Complete the following tasks:

  • Finish you work from last week: create a baseline model using hand-coded features developed in the previous two weeks. Create a few new features this week (e.g. derived from the Package or method name for example, informed by your EDA). The choice of classifier is up to you. (Note: you should not be implementing Hindroid here). What is the most appropriate evaluation metric here? (Hint: it’s not accuracy).
  • Implement the commuting matrix AA^T (keep in mind you will have to do this commuting matrices involving B, P, and I next week as well!). That is, write code that takes your intermediate csv data and creates the commuting matrix AA^T in Hindroid.
  • Take one of the Malware types you investigated this week and find the code in smali where the ‘bad’ behavior occurs (if you cannot solve this, it’s ok).

Note 1: Not all of the APIs in the dataset may be needed to compute commuting matrices.
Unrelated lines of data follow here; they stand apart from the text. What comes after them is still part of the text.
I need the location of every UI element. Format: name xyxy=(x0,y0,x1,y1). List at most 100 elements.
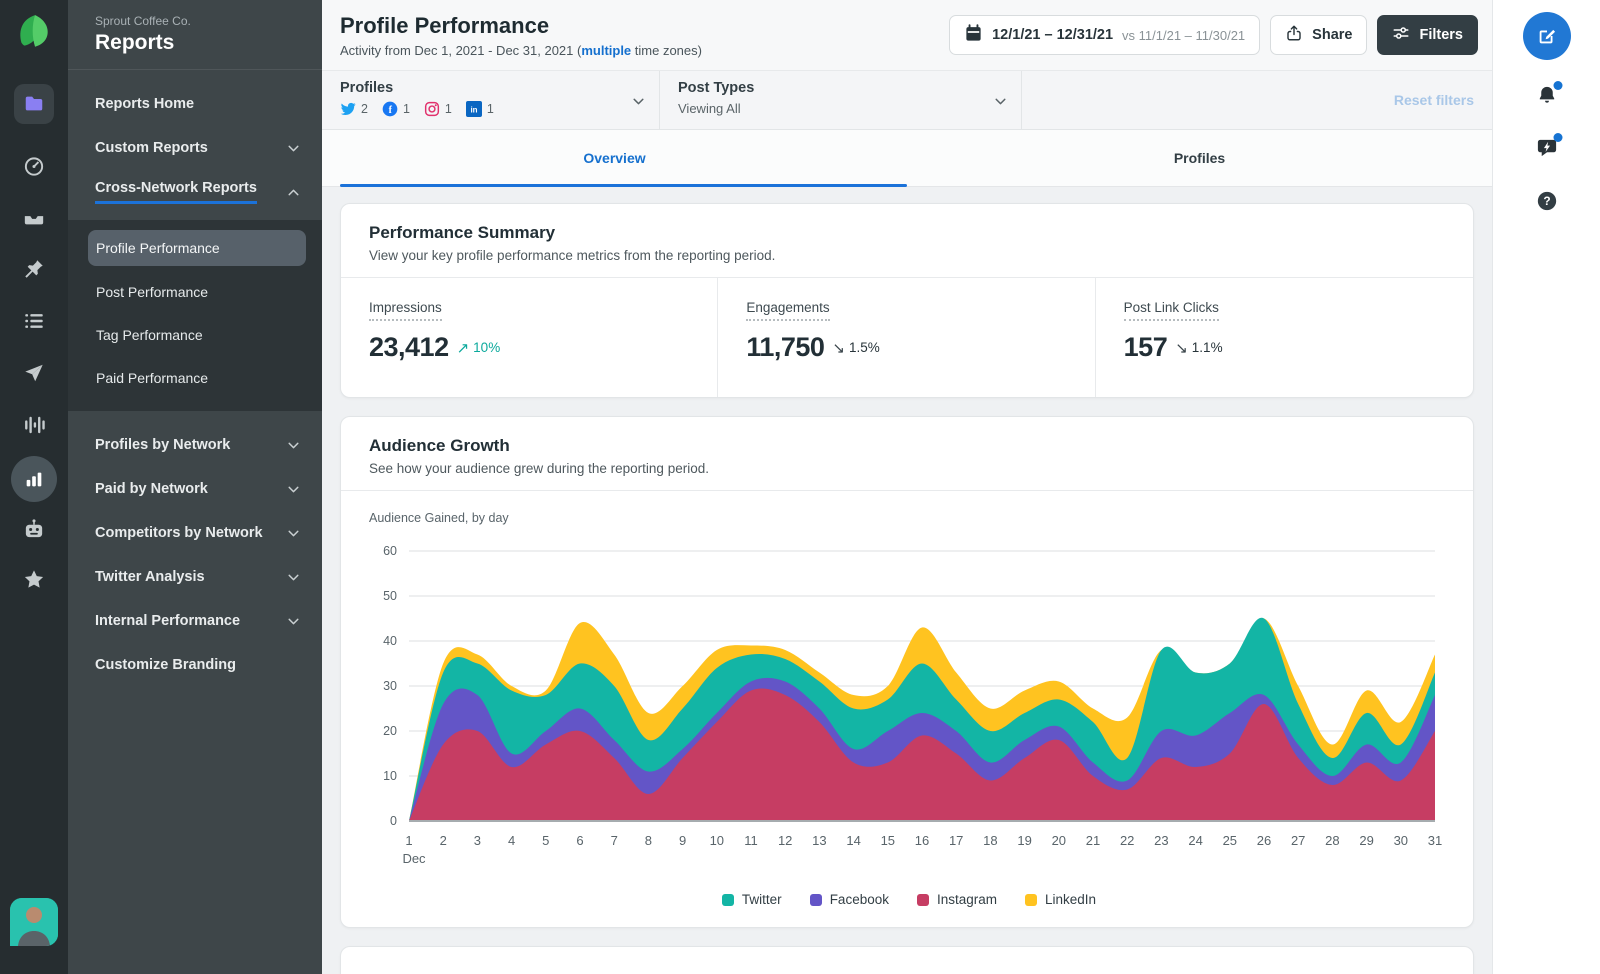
sidebar-item-internal-performance[interactable]: Internal Performance xyxy=(68,599,322,643)
folder-icon[interactable] xyxy=(14,84,54,124)
instagram-profile-count: 1 xyxy=(424,101,452,117)
summary-description: View your key profile performance metric… xyxy=(369,248,776,263)
chevron-up-icon xyxy=(288,189,299,195)
svg-text:25: 25 xyxy=(1223,833,1237,848)
svg-text:24: 24 xyxy=(1188,833,1202,848)
profiles-filter[interactable]: Profiles 2 f 1 1 in 1 xyxy=(322,71,660,129)
svg-text:12: 12 xyxy=(778,833,792,848)
trend-up-icon: ↗ xyxy=(456,339,470,357)
metric-delta: ↘ 1.1% xyxy=(1175,339,1223,357)
performance-summary-card: Performance Summary View your key profil… xyxy=(340,203,1474,398)
sidebar-item-label: Competitors by Network xyxy=(95,525,263,541)
sidebar-item-reports-home[interactable]: Reports Home xyxy=(68,82,322,126)
sidebar-item-custom-reports[interactable]: Custom Reports xyxy=(68,126,322,170)
twitter-profile-count: 2 xyxy=(340,101,368,117)
twitter-icon xyxy=(340,102,356,116)
sidebar-item-post-performance[interactable]: Post Performance xyxy=(68,270,322,313)
sidebar-item-cross-network-reports[interactable]: Cross-Network Reports xyxy=(68,170,322,214)
sprout-leaf-logo[interactable] xyxy=(15,12,53,52)
svg-text:27: 27 xyxy=(1291,833,1305,848)
robot-icon[interactable] xyxy=(23,518,46,541)
waveform-icon[interactable] xyxy=(23,414,45,436)
chat-dot xyxy=(1553,133,1562,142)
facebook-profile-count: f1 xyxy=(382,101,410,117)
svg-text:9: 9 xyxy=(679,833,686,848)
svg-text:13: 13 xyxy=(812,833,826,848)
sidebar-item-tag-performance[interactable]: Tag Performance xyxy=(68,313,322,356)
facebook-icon: f xyxy=(382,101,398,117)
svg-text:16: 16 xyxy=(915,833,929,848)
summary-title: Performance Summary xyxy=(369,223,556,242)
gauge-icon[interactable] xyxy=(23,155,46,178)
metric-label[interactable]: Post Link Clicks xyxy=(1123,300,1219,321)
svg-text:15: 15 xyxy=(881,833,895,848)
svg-text:7: 7 xyxy=(611,833,618,848)
sidebar-item-paid-performance[interactable]: Paid Performance xyxy=(68,356,322,399)
sidebar-item-paid-by-network[interactable]: Paid by Network xyxy=(68,467,322,511)
chart-label: Audience Gained, by day xyxy=(369,511,509,525)
sidebar-item-profiles-by-network[interactable]: Profiles by Network xyxy=(68,423,322,467)
reset-filters-link[interactable]: Reset filters xyxy=(1022,71,1492,129)
svg-text:8: 8 xyxy=(645,833,652,848)
paper-plane-icon[interactable] xyxy=(23,362,45,384)
sidebar-item-customize-branding[interactable]: Customize Branding xyxy=(68,643,322,687)
multiple-timezones-link[interactable]: multiple xyxy=(581,43,631,58)
audience-growth-title: Audience Growth xyxy=(369,436,510,455)
legend-item-twitter[interactable]: Twitter xyxy=(721,892,782,907)
post-types-filter[interactable]: Post Types Viewing All xyxy=(660,71,1022,129)
share-icon xyxy=(1285,24,1303,46)
sidebar-item-twitter-analysis[interactable]: Twitter Analysis xyxy=(68,555,322,599)
bar-chart-icon[interactable] xyxy=(11,456,57,502)
chevron-down-icon xyxy=(288,530,299,536)
sidebar-item-profile-performance[interactable]: Profile Performance xyxy=(88,230,306,266)
share-button[interactable]: Share xyxy=(1270,15,1368,55)
svg-text:?: ? xyxy=(1543,194,1550,208)
help-icon[interactable]: ? xyxy=(1536,190,1558,217)
list-icon[interactable] xyxy=(23,310,45,332)
linkedin-icon: in xyxy=(465,101,482,117)
legend-item-facebook[interactable]: Facebook xyxy=(809,892,889,907)
sliders-icon xyxy=(1392,24,1410,46)
chevron-down-icon xyxy=(288,574,299,580)
sidebar-item-label: Paid by Network xyxy=(95,481,208,497)
sidebar-item-label: Cross-Network Reports xyxy=(95,180,257,204)
user-avatar[interactable] xyxy=(10,898,58,946)
svg-text:28: 28 xyxy=(1325,833,1339,848)
page-subtitle: Activity from Dec 1, 2021 - Dec 31, 2021… xyxy=(340,42,702,58)
tab-profiles[interactable]: Profiles xyxy=(907,130,1492,186)
pushpin-icon[interactable] xyxy=(23,258,45,280)
bell-icon[interactable] xyxy=(1535,81,1562,112)
tab-overview[interactable]: Overview xyxy=(322,130,907,187)
app-icon-rail xyxy=(0,0,68,974)
svg-text:17: 17 xyxy=(949,833,963,848)
chat-lightning-icon[interactable] xyxy=(1535,133,1562,164)
metric-impressions: Impressions 23,412 ↗ 10% xyxy=(341,278,719,397)
metric-label[interactable]: Impressions xyxy=(369,300,442,321)
date-range-button[interactable]: 12/1/21 – 12/31/21 vs 11/1/21 – 11/30/21 xyxy=(949,15,1261,55)
star-icon[interactable] xyxy=(23,568,46,591)
trend-down-icon: ↘ xyxy=(832,339,845,357)
profile-network-counts: 2 f 1 1 in 1 xyxy=(340,101,643,117)
sidebar-item-competitors-by-network[interactable]: Competitors by Network xyxy=(68,511,322,555)
metric-delta: ↘ 1.5% xyxy=(832,339,880,357)
metric-engagements: Engagements 11,750 ↘ 1.5% xyxy=(718,278,1096,397)
main-content: Profile Performance Activity from Dec 1,… xyxy=(322,0,1492,974)
legend-swatch xyxy=(809,893,822,906)
svg-text:11: 11 xyxy=(744,833,758,848)
legend-swatch xyxy=(916,893,929,906)
audience-growth-description: See how your audience grew during the re… xyxy=(369,461,709,476)
metric-label[interactable]: Engagements xyxy=(746,300,830,321)
sidebar-item-label: Internal Performance xyxy=(95,613,241,629)
inbox-tray-icon[interactable] xyxy=(23,206,45,228)
filters-label: Filters xyxy=(1419,27,1463,43)
filters-button[interactable]: Filters xyxy=(1377,15,1478,55)
svg-text:2: 2 xyxy=(440,833,447,848)
legend-item-instagram[interactable]: Instagram xyxy=(916,892,997,907)
legend-item-linkedin[interactable]: LinkedIn xyxy=(1025,892,1096,907)
linkedin-profile-count: in 1 xyxy=(465,101,494,117)
svg-text:18: 18 xyxy=(983,833,997,848)
compose-icon[interactable] xyxy=(1522,12,1571,60)
company-name: Sprout Coffee Co. xyxy=(95,14,191,28)
svg-text:23: 23 xyxy=(1154,833,1168,848)
svg-text:1: 1 xyxy=(405,833,412,848)
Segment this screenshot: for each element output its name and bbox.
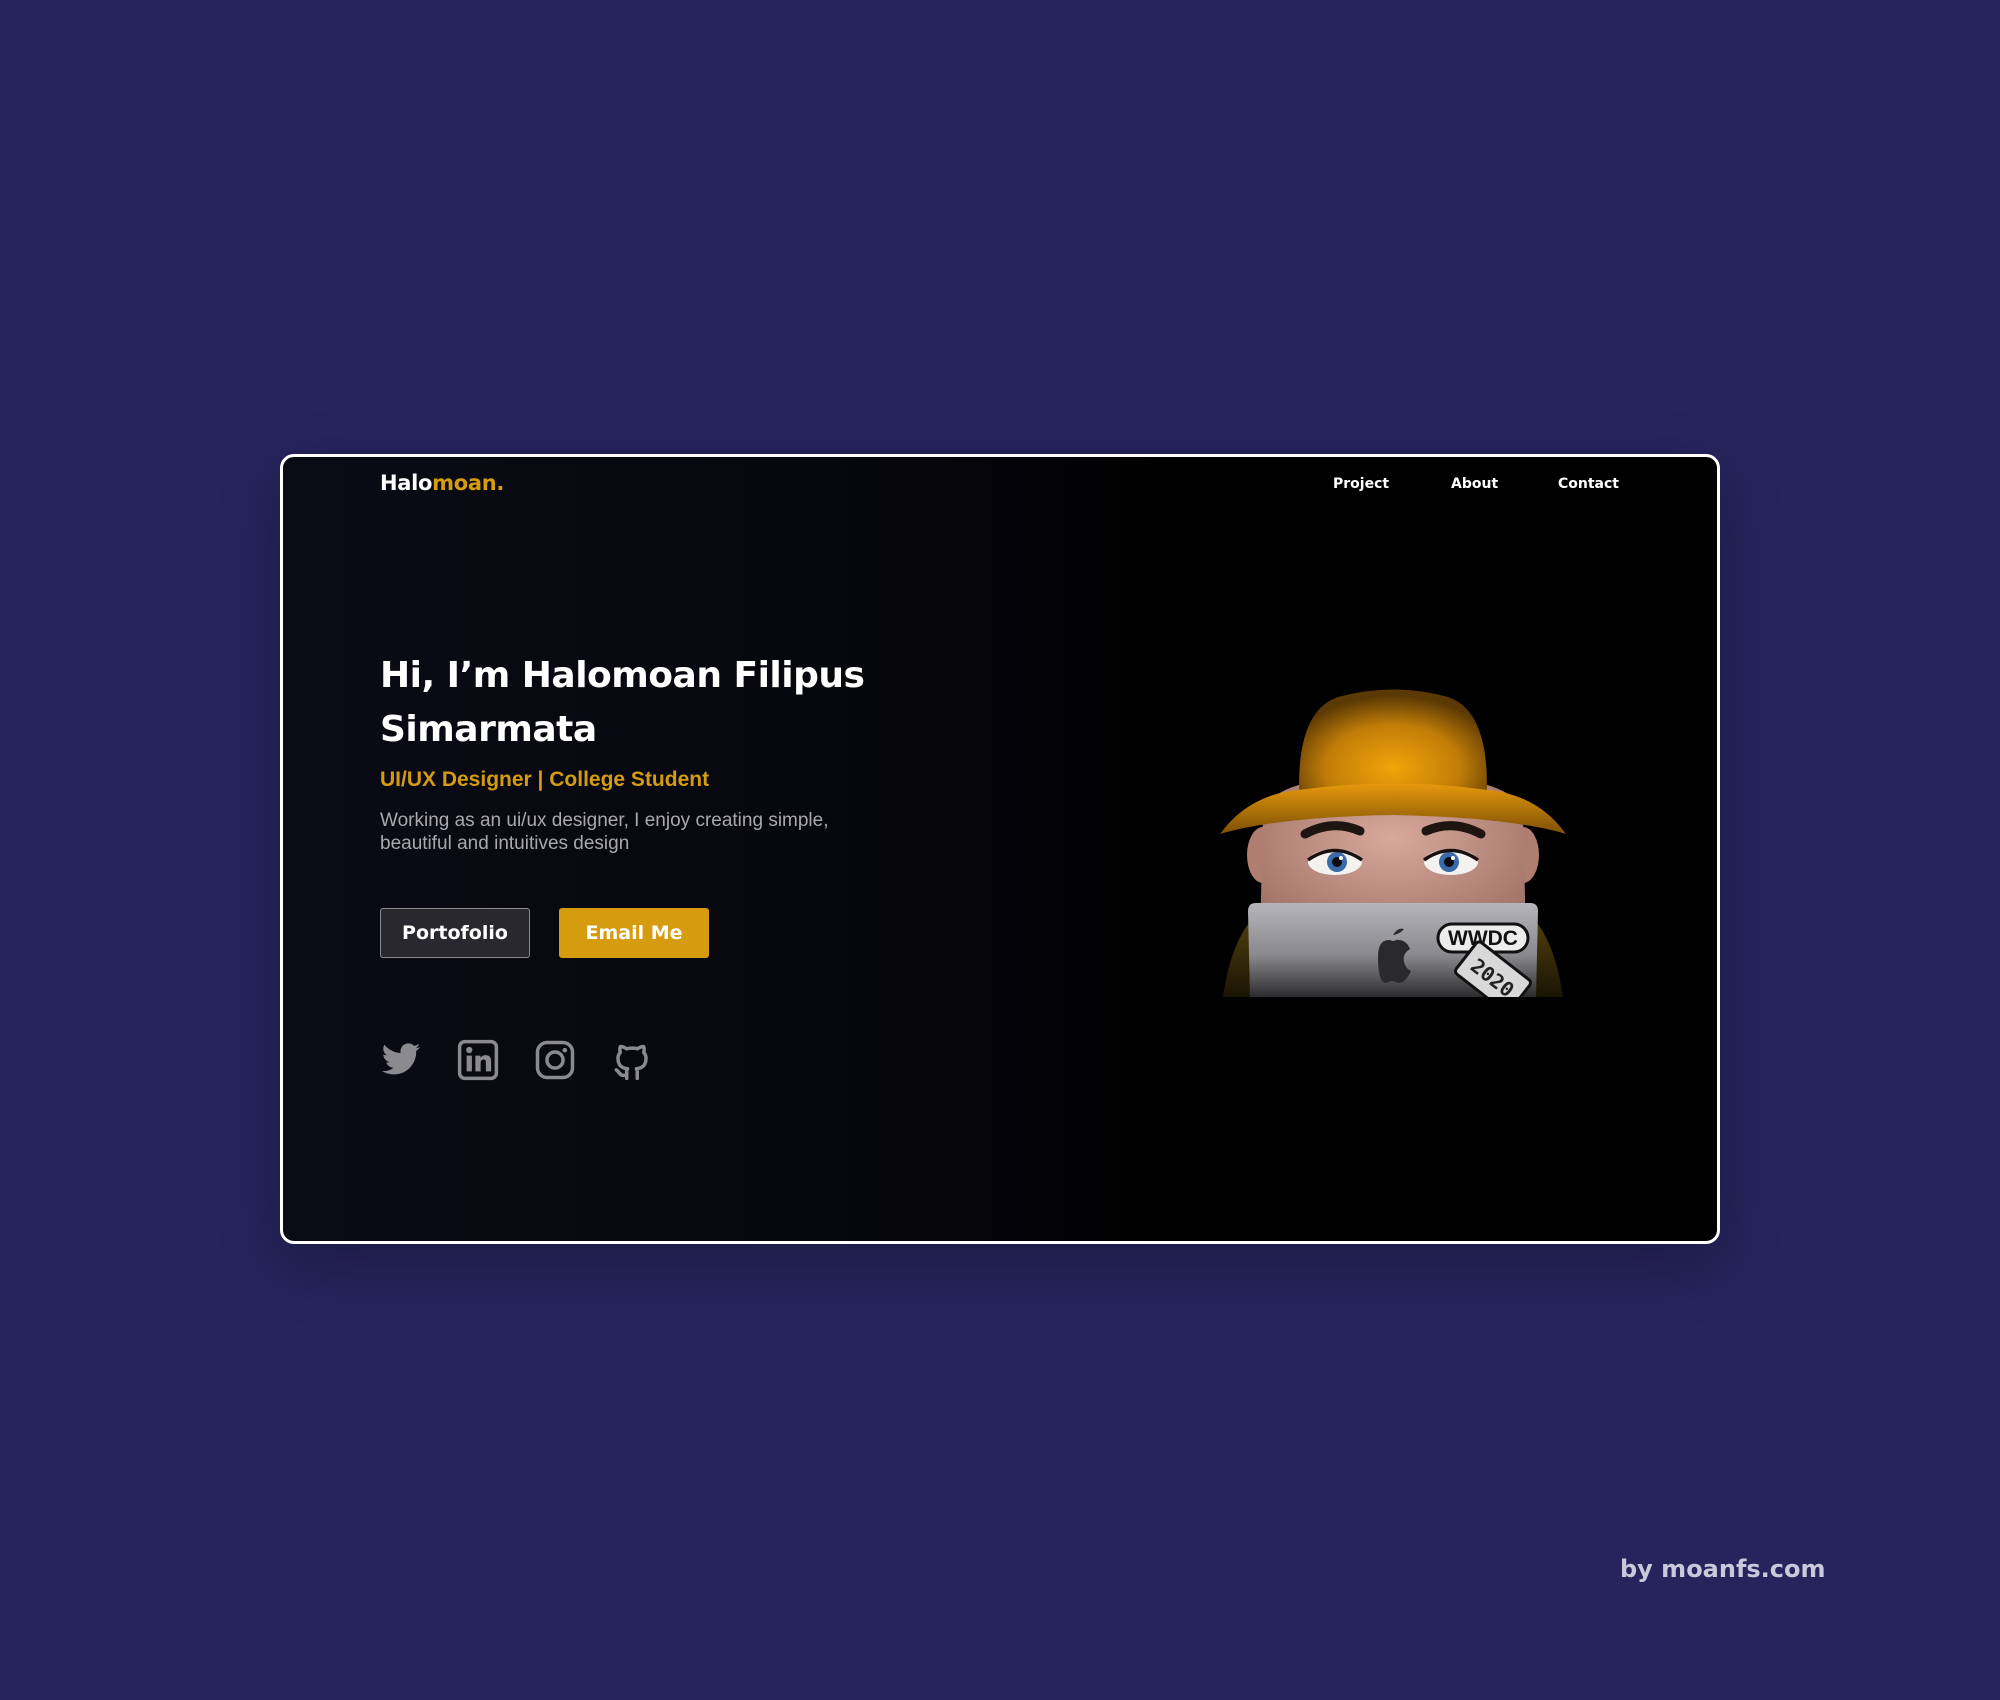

Which apis might you be able to ignore (think about what AA^T is – and how it measures similarity between two apps).

Note 2: You may find sparse matrices valuable. Explore the documentation and share useful tutorials on slack (e.g. this one?).

Weekly Questions

Answer the following questions on Canvas:

  • Consider the commuting matrix AA^T in the Hindroid paper. What do the elements represent?
    • Give an answer in terms of paths on hindroid’s HIN (graph).
    • Give an answer that is generally understandable, in iterms of apps and apis.
  • What evaluation metric(s) for your baseline did you use and why?
  • What was the most difficult thing you experienced this week, to discuss in section.